L’actualité politique de cette semaine est marquée aussi par une offensive sur le terrain sécuritaire : les visites du 1er Ministre et de Darmanin dans des villes , des localités, leurs déclarations, visent à justifier une répression accrue des quartiers populaires, des luttes sociales.
Darmanin dans son interview au Figaro, promettait de « stopper l’ensauvagement d’une certaine partie de la société » et de « réaffirmer l’autorité de l’Etat » ;
Le premier ministre Jean Castex et le ministre de l’intérieur Gerald Darmanin ne cessent de répéter que la sécurité sera au coeur de leurs priorités gouvernementales. Castex a donc annoncé à Nice un certain nombre de réformes visant à regagner la confiance de la police, sous le vernis d’une lutte contre l’"insécurité" et la "délinquance". Ils rendent les gens et en particulier les jeunes, responsables de la situation. Ils annoncent des mesures "pour la sécurité du pays" : extension des compétences de la police municipale, création d'un nouvel établissement pénitentiaire de 650 places, le recrutement de 80 policiers municipaux (sur Nice). Castex a annoncé au niveau national la création de 150 emplois pour "renforcer l'action pénale de proximité" et 10.000 policiers…

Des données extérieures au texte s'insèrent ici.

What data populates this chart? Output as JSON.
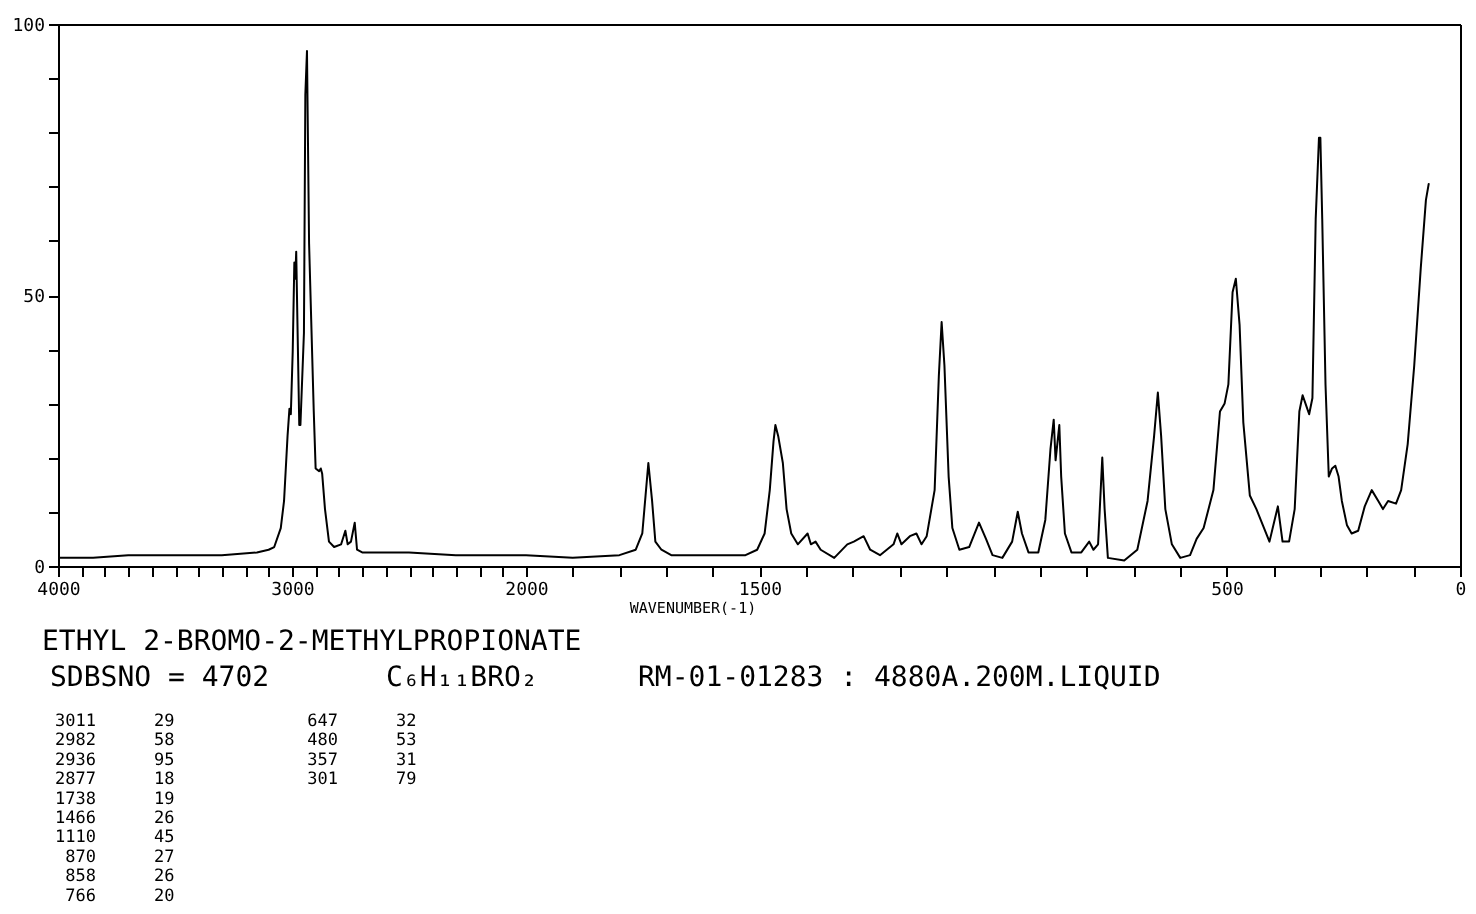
{
  "chart_data": [
    {
      "type": "line",
      "xlim": [
        4000,
        2000
      ],
      "xticks": [
        4000,
        {
          "value": 3900,
          "label": null
        },
        {
          "value": 3800,
          "label": null
        },
        {
          "value": 3700,
          "label": null
        },
        {
          "value": 3600,
          "label": null
        },
        {
          "value": 3500,
          "label": null
        },
        {
          "value": 3400,
          "label": null
        },
        {
          "value": 3300,
          "label": null
        },
        {
          "value": 3200,
          "label": null
        },
        {
          "value": 3100,
          "label": null
        },
        3000,
        {
          "value": 2900,
          "label": null
        },
        {
          "value": 2800,
          "label": null
        },
        {
          "value": 2700,
          "label": null
        },
        {
          "value": 2600,
          "label": null
        },
        {
          "value": 2500,
          "label": null
        },
        {
          "value": 2400,
          "label": null
        },
        {
          "value": 2300,
          "label": null
        },
        {
          "value": 2200,
          "label": null
        },
        {
          "value": 2100,
          "label": null
        }
      ],
      "ylim": [
        0,
        100
      ],
      "yticks": [
        0,
        {
          "value": 10,
          "label": null
        },
        {
          "value": 20,
          "label": null
        },
        {
          "value": 30,
          "label": null
        },
        {
          "value": 40,
          "label": null
        },
        50,
        {
          "value": 60,
          "label": null
        },
        {
          "value": 70,
          "label": null
        },
        {
          "value": 80,
          "label": null
        },
        {
          "value": 90,
          "label": null
        },
        100
      ],
      "x": [
        4000,
        3850,
        3700,
        3500,
        3300,
        3150,
        3100,
        3076,
        3048,
        3034,
        3019,
        3011,
        3005,
        2997,
        2990,
        2986,
        2982,
        2977,
        2969,
        2964,
        2949,
        2943,
        2936,
        2927,
        2918,
        2907,
        2899,
        2884,
        2877,
        2871,
        2859,
        2842,
        2820,
        2790,
        2772,
        2762,
        2748,
        2732,
        2722,
        2700,
        2500,
        2300,
        2100,
        2000
      ],
      "series": [
        {
          "color": "#000000",
          "values": [
            1.5,
            1.5,
            2,
            2,
            2,
            2.5,
            3,
            3.5,
            7,
            12,
            24,
            29,
            28,
            39.5,
            56,
            53,
            58,
            45.5,
            26,
            26,
            43,
            87,
            95,
            59.5,
            45.5,
            28.5,
            18,
            17.5,
            18,
            17,
            10.5,
            4.5,
            3.5,
            4,
            6.5,
            4,
            4.5,
            8,
            3,
            2.5,
            2.5,
            2,
            2,
            2
          ]
        }
      ]
    },
    {
      "type": "line",
      "xlabel": "WAVENUMBER(-1)",
      "xlim": [
        2000,
        0
      ],
      "xticks": [
        2000,
        {
          "value": 1900,
          "label": null
        },
        {
          "value": 1800,
          "label": null
        },
        {
          "value": 1700,
          "label": null
        },
        {
          "value": 1600,
          "label": null
        },
        1500,
        {
          "value": 1400,
          "label": null
        },
        {
          "value": 1300,
          "label": null
        },
        {
          "value": 1200,
          "label": null
        },
        {
          "value": 1100,
          "label": null
        },
        {
          "value": 1000,
          "label": null
        },
        {
          "value": 900,
          "label": null
        },
        {
          "value": 800,
          "label": null
        },
        {
          "value": 700,
          "label": null
        },
        {
          "value": 600,
          "label": null
        },
        500,
        {
          "value": 400,
          "label": null
        },
        {
          "value": 300,
          "label": null
        },
        {
          "value": 200,
          "label": null
        },
        {
          "value": 100,
          "label": null
        },
        0
      ],
      "ylim": [
        0,
        100
      ],
      "tick_labels": "x",
      "x": [
        2000,
        1900,
        1800,
        1765,
        1751,
        1744,
        1738,
        1730,
        1723,
        1710,
        1689,
        1600,
        1530,
        1505,
        1489,
        1478,
        1470,
        1466,
        1460,
        1450,
        1442,
        1432,
        1418,
        1397,
        1390,
        1380,
        1369,
        1340,
        1312,
        1298,
        1277,
        1263,
        1242,
        1213,
        1205,
        1196,
        1178,
        1164,
        1153,
        1142,
        1125,
        1116,
        1110,
        1104,
        1095,
        1087,
        1072,
        1051,
        1030,
        1015,
        1001,
        980,
        959,
        947,
        938,
        924,
        903,
        888,
        877,
        870,
        866,
        858,
        854,
        846,
        832,
        811,
        794,
        785,
        775,
        766,
        761,
        754,
        719,
        691,
        669,
        655,
        647,
        640,
        631,
        617,
        599,
        578,
        564,
        549,
        528,
        514,
        504,
        496,
        487,
        480,
        472,
        464,
        450,
        436,
        422,
        408,
        390,
        380,
        366,
        354,
        344,
        337,
        331,
        323,
        316,
        309,
        302,
        299,
        295,
        288,
        281,
        274,
        267,
        260,
        253,
        242,
        232,
        218,
        204,
        189,
        175,
        165,
        154,
        137,
        126,
        112,
        98,
        84,
        73,
        67
      ],
      "series": [
        {
          "color": "#000000",
          "values": [
            2,
            1.5,
            2,
            3,
            6,
            13,
            19,
            12,
            4.5,
            3,
            2,
            2,
            2,
            3,
            6,
            14,
            23,
            26,
            24,
            19,
            10.5,
            6,
            4,
            6,
            4,
            4.5,
            3,
            1.5,
            4,
            4.5,
            5.5,
            3,
            2,
            4,
            6,
            4,
            5.5,
            6,
            4,
            5.5,
            14,
            35,
            45,
            37,
            16.5,
            7,
            3,
            3.5,
            8,
            5,
            2,
            1.5,
            4.5,
            10,
            6,
            2.5,
            2.5,
            8.5,
            21.5,
            27,
            19.5,
            26,
            16.5,
            6,
            2.5,
            2.5,
            4.5,
            3,
            4,
            20,
            10.5,
            1.5,
            1,
            3,
            12,
            24,
            32,
            24,
            10.5,
            4,
            1.5,
            2,
            5,
            7,
            14,
            28.5,
            30,
            33.5,
            50.5,
            53,
            44.5,
            26.5,
            13,
            10.5,
            7.5,
            4.5,
            11,
            4.5,
            4.5,
            10.5,
            28.5,
            31.5,
            30,
            28,
            31,
            64,
            79,
            79,
            64,
            33.5,
            16.5,
            18,
            18.5,
            16.5,
            12,
            7.5,
            6,
            6.5,
            11,
            14,
            12,
            10.5,
            12,
            11.5,
            14,
            22.5,
            37,
            55,
            67.5,
            70.5
          ]
        }
      ]
    },
    {
      "type": "other",
      "title": "ETHYL 2-BROMO-2-METHYLPROPIONATE",
      "annotations": [
        "SDBSNO = 4702",
        "C₆H₁₁BRO₂",
        "RM-01-01283 : 4880A.200M.LIQUID",
        "3011",
        "29",
        "2982",
        "58",
        "2936",
        "95",
        "2877",
        "18",
        "1738",
        "19",
        "1466",
        "26",
        "1110",
        "45",
        "870",
        "27",
        "858",
        "26",
        "766",
        "20",
        "647",
        "32",
        "480",
        "53",
        "357",
        "31",
        "301",
        "79"
      ]
    }
  ]
}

On constate une fois de plus, où mène la politique menée par le pouvoir relai du capitalisme en France. Chaque question- retraite – emploi- salaire – chômage – recherche – enseignement – sécurité - justice … est un enjeu de classe.
L’objectif permanent du capitalisme, sa raison d’être, son obsession permanente, est la recherche du profit maximum, par tous les moyens. I lui l faut exploiter tout et toujours plus en permanence.
Pour mettre un coup d’arrêt à cette politique, un mouvement large, uni des travailleurs et de la jeunesse est indispensable.
Les travailleurs, le peuple, pour repousser, stopper les attaques en tous genres, pour imposer des revendications, des conquêtes sociales, on une seule arme : leur lutte. Mais, ils sont le nombre.
Un mouvement de lutte se développe aujourd’hui: les salariés d’Amazon, de la boulangerie de l’Europe à Reims, de Castorama, de Monoprix….dans la santé, dans l’aéronautique, l’automobile…(voir article sur notre site). Il faut continuer à le faire grandir, partout dans les entreprises, les établissements d’enseignements.
Pour faire reculer le pouvoir actuel, il faut comme hier, lutter sans relâche, tous ensemble, unis, de plus en plus forts.
La prochaine mobilisation est fixé le 17 septembre, cette date est décisive dans la mobilisation de la lutte.
Le capitalisme ne peut pas changer. Il ne recule que contraint et forcé et il repart toujours à l’attaque. L’opposition capital-travail est irréductible. C’est la lutte de classe.
Développer partout les luttes sociales, les faire converger est décisif.
Mener la lutte politique, en même temps contre le capital et ses relais, est tout aussi indispensable.
Pour faire une autre politique, utiliser les moyens considérables, extraordinaires de notre époque pour faire une politique au service du peuple, il faut lutter en permanence contre le capitalisme, lutter avec persévérance jusqu’à l’abattre, lui reprendre tous les pouvoir et construire une autre société. Il faut pour cela que ça devienne l’exigence du peuple.
C’est le combat que mène notre Parti. Elargissons-le, menons-le ensemble.